我们将表操作相关的SQL语句整合成表操作类（DataTableIO），并将2.3节中的 DataTable 对象作为它的一个属性，同时构建了基于传入的DataTable 对象的4个方法——hive表读取（table_query_sql）、插入或更新hive分区表数据（insert_or_overwrite_daily_partition_table_sql）、创建或更新视图create_or_update_view_sql）、重写普通表数据（overwrite_normal_table_sql）、创建表（create_table_sql，不用于代码直接创建表，自动生成建表语句，便于工作）。

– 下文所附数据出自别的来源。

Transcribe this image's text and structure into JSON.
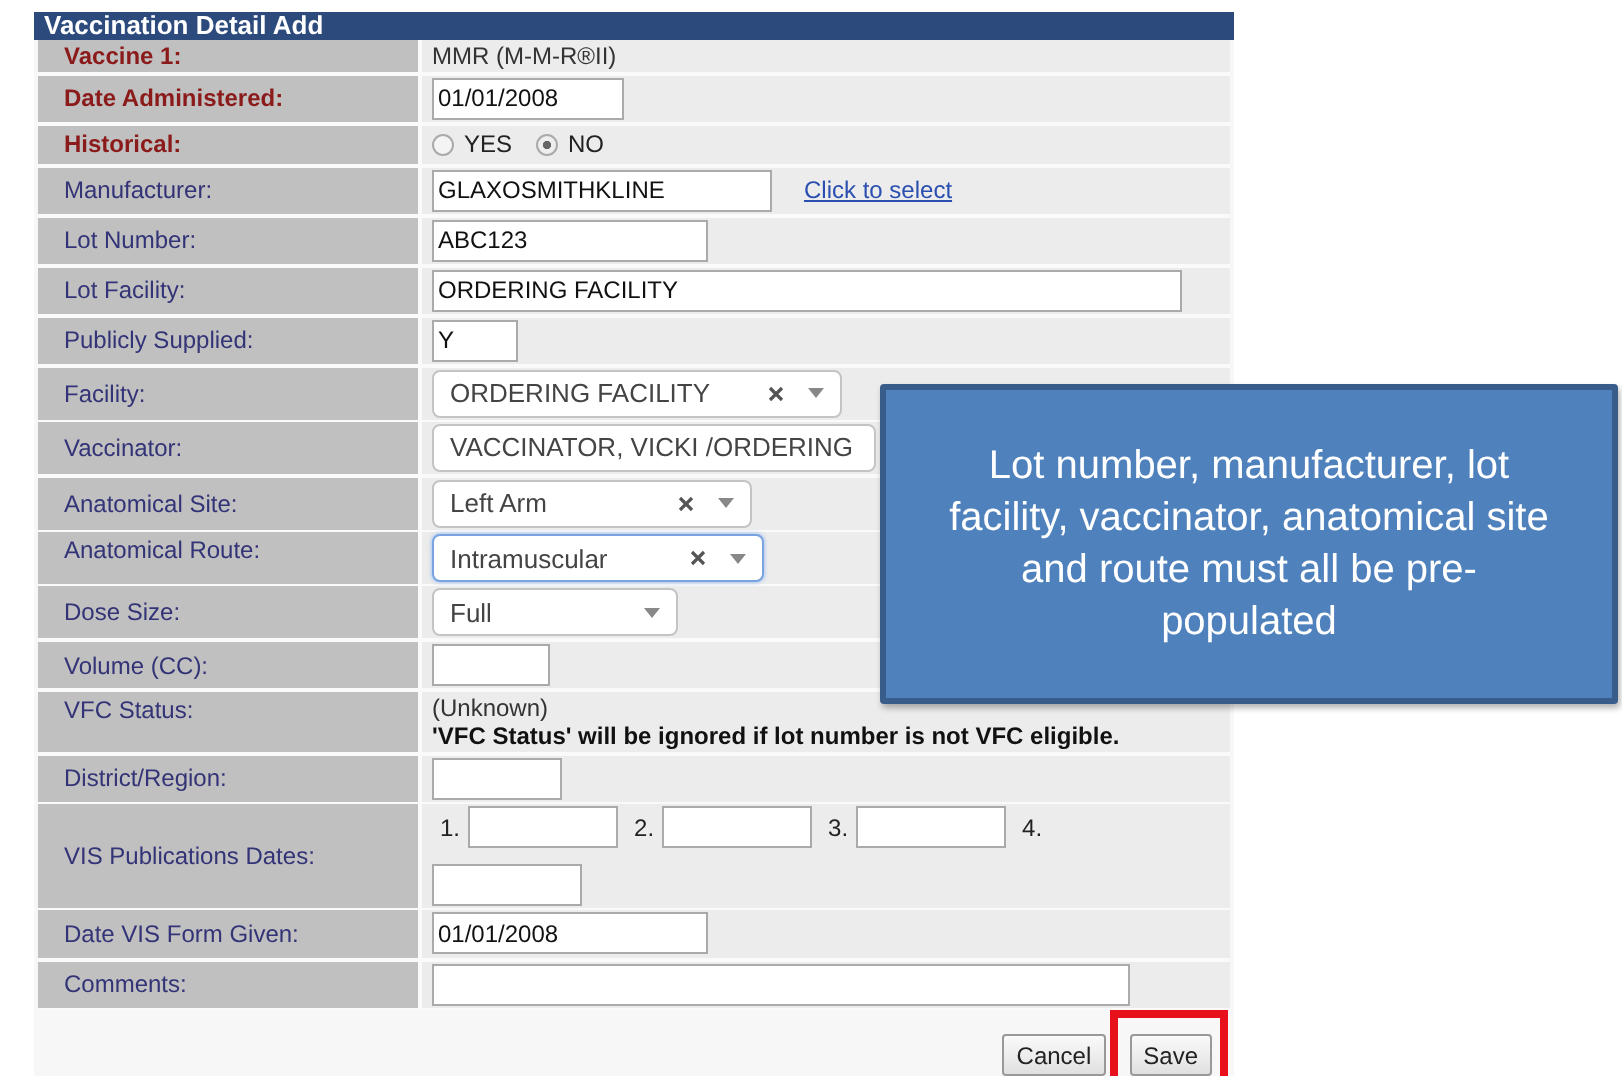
{
  "form": {
    "title": "Vaccination Detail Add",
    "rows": [
      {
        "kind": "text",
        "label": "Vaccine 1:",
        "required": true,
        "value": "MMR (M-M-R®II)"
      },
      {
        "kind": "input",
        "label": "Date Administered:",
        "required": true,
        "value": "01/01/2008"
      },
      {
        "kind": "radio",
        "label": "Historical:",
        "required": true,
        "options": [
          {
            "label": "YES",
            "selected": false
          },
          {
            "label": "NO",
            "selected": true
          }
        ]
      },
      {
        "kind": "input_link",
        "label": "Manufacturer:",
        "required": false,
        "value": "GLAXOSMITHKLINE",
        "link": "Click to select"
      },
      {
        "kind": "input",
        "label": "Lot Number:",
        "required": false,
        "value": "ABC123"
      },
      {
        "kind": "input",
        "label": "Lot Facility:",
        "required": false,
        "value": "ORDERING FACILITY"
      },
      {
        "kind": "input",
        "label": "Publicly Supplied:",
        "required": false,
        "value": "Y"
      },
      {
        "kind": "select",
        "label": "Facility:",
        "required": false,
        "value": "ORDERING FACILITY",
        "clearable": true,
        "focused": false
      },
      {
        "kind": "select",
        "label": "Vaccinator:",
        "required": false,
        "value": "VACCINATOR, VICKI /ORDERING",
        "focused": false
      },
      {
        "kind": "select",
        "label": "Anatomical Site:",
        "required": false,
        "value": "Left Arm",
        "clearable": true,
        "focused": false
      },
      {
        "kind": "select",
        "label": "Anatomical Route:",
        "required": false,
        "value": "Intramuscular",
        "clearable": true,
        "focused": true
      },
      {
        "kind": "select",
        "label": "Dose Size:",
        "required": false,
        "value": "Full",
        "clearable": false,
        "focused": false
      },
      {
        "kind": "input",
        "label": "Volume (CC):",
        "required": false
      },
      {
        "kind": "vfc",
        "label": "VFC Status:",
        "required": false,
        "value": "(Unknown)",
        "note": "'VFC Status' will be ignored if lot number is not VFC eligible."
      },
      {
        "kind": "input",
        "label": "District/Region:",
        "required": false
      },
      {
        "kind": "dates",
        "label": "VIS Publications Dates:",
        "required": false,
        "items": [
          "1.",
          "2.",
          "3.",
          "4."
        ]
      },
      {
        "kind": "input",
        "label": "Date VIS Form Given:",
        "required": false,
        "value": "01/01/2008"
      },
      {
        "kind": "input",
        "label": "Comments:",
        "required": false
      }
    ],
    "buttons": [
      {
        "label": "Cancel",
        "highlighted": false
      },
      {
        "label": "Save",
        "highlighted": true
      }
    ]
  },
  "callout": {
    "text": "Lot number, manufacturer, lot facility, vaccinator, anatomical site and route must all be pre-populated"
  }
}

其中，hive表读取方法支持select语句（columns 参数）、where语句（conditions 参数）、limit语句（limit 参数），同时提供了 is_loading_view 参数，支持直接从表对应视图中读取数据。创建表方法会根据是否存在分区字段，自动判断生成普通表（非分区表）建表语句还是分区表建表语句。

代码实现如下：

from datetime import datetime




class DataTableIO(object):
    def __init__(self, db: DataTable):
        self.db = db


    def __str__(self):
        class_usage = "Generating sql code about db."
        return class_usage


    def table_query_sql(
            self,
            columns: List = None,
            is_loading_view: bool = False,
            conditions: List = None,
            limit: int = None
    ) -> str:
        """
        query tables sql
        columns: query columns
        is_loading_view: decide whether loading corresponding view
        conditions: where conditions
        limit: limit conditions
        """
        if columns:
            columns = columns
        elif self.db.columns:
            columns = [x.col_name.strip() for x in self.db.columns]
        else:
            columns = ['*']
        columns = ', '.join(columns)


        if is_loading_view:
            query = f"SELECT {columns} FROM {self.db.db_name}.v_{self.db.table_name}"
        else:
            query = f"SELECT {columns} FROM {self.db.db_name}.{self.db.table_name}"


        if conditions:
            if isinstance(conditions, str):
                conditions = [conditions]
            cond = " AND ".join(conditions)
            query = f"{query} WHERE {cond}"


        if limit:
            query = f"{query} LIMIT {limit}"


        return query


    def insert_or_overwrite_daily_partition_table_sql(self, partition_day: str = None, temp_view_name: str = '') -> str:
        """Insert or rewrite table which is partition table and partitioned by date."""
        not_par_col_name = [i.col_name.strip() for i in self.db.columns if not i.partitioned]
        not_par_alias_col_name = [
            i.col_alias_name if i.col_alias_name else i.col_name.strip()
            for i in self.db.columns if not i.partitioned
        ]
        column_text = []
        if partition_day is None:
            partition_day = datetime.now().strftime('%Y-%m-%d')
        if not temp_view_name:
            raise ValueError("Temp View Should register first !")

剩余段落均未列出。